Hallo,

ich erblinde seit 2 Jahren langsam aber unabänderlich. Meine Sehnerven sterben langsam ab. seit 3o Jahren wohnen wir im Wald und das Gefühl der Angst habe ich in der Zeit fast verloren. Sind doch für mich die Begegnungen mit Wildschweinen, Waschbären, der Füchsin, Rehen, sogar dem Wolf an der Tagesordnung. Angst verspüre ich manchmal im Straßenverkehr.Mit 4 Kennzeichen, einem auf jedem Arm, einem auf der Vorderseite, einem auf dem Rucksack und unterwegs mit dem Langstock wurde ich von einem Autobeweger angemault ich solle mein sch...Nordic walking gefälligst im Wald machen. Ja, das passiert. Ich habe ein 40 Stündiges Mobilitätstraining absolviert, Bus und Bahn fahren gelernt und mit viel Freude wahrgenommen das es sehr viele nette, hilfsbereite und freundliche Menschen aller Altersklassen gibt, die mir bisher immer Hilfe angeboten haben.

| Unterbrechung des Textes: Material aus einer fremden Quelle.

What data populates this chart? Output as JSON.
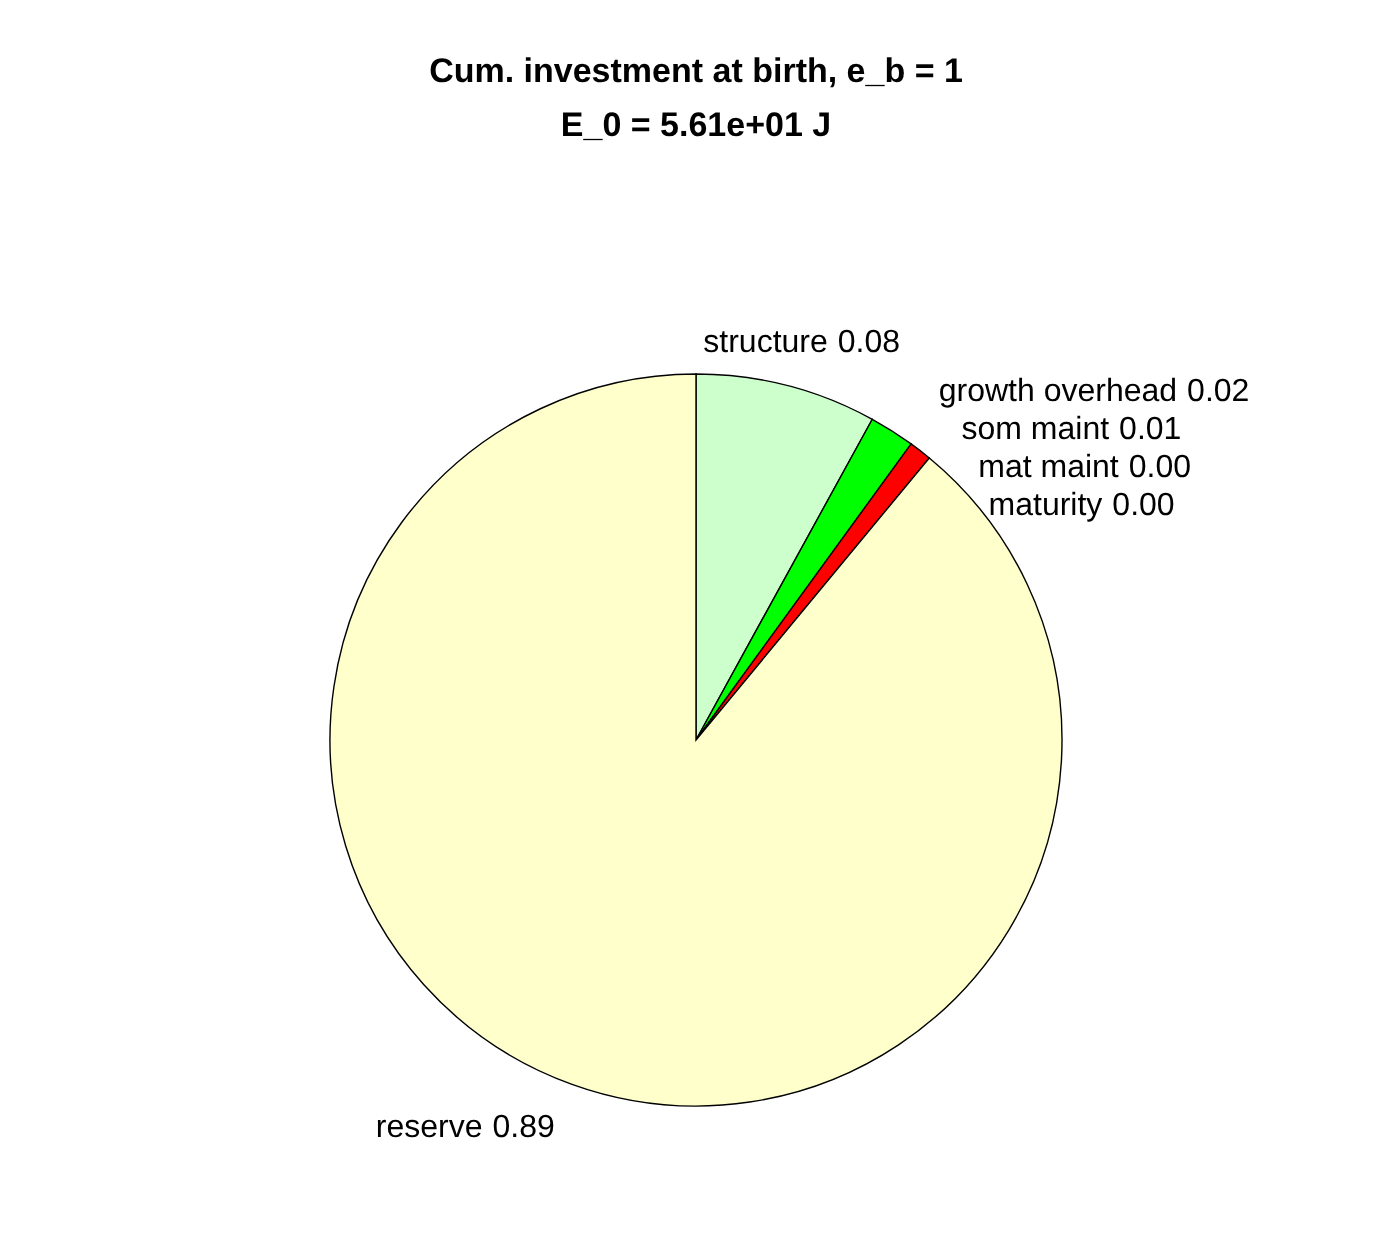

Hatte ich das Glück die längste Zeit meines Lebens sehend gewesen zu sein kann ich aber jetzt von dem Wissen zehren. Wie beschreibe ich einem blinden Menschen eine Farbe, die Sonne, das Gras, wie ein Reh, einen Hund, wie was Schön ist? Blind, nach dem Gesetz, ist wer weniger als 2 % Sehkraft hat. Das trifft auf mich zu. 3D entfällt völlig. Eine Abfolge von Bildern in Echtzeit ist nicht mehr zu verarbeiten. Das Gesichtsfeld schrumpft auf mittlerweile knapp 5%. Also nur noch etwas geradeaus sehen können. Reaktionszeit bis zum Zusammenstoß mit einem anderen Menschen ist gleich NULL! Wenn derjenige denkt er kann noch schnell vor mir rüberhuschen schlage ich ihn mindestens mit meinem Stöckchen.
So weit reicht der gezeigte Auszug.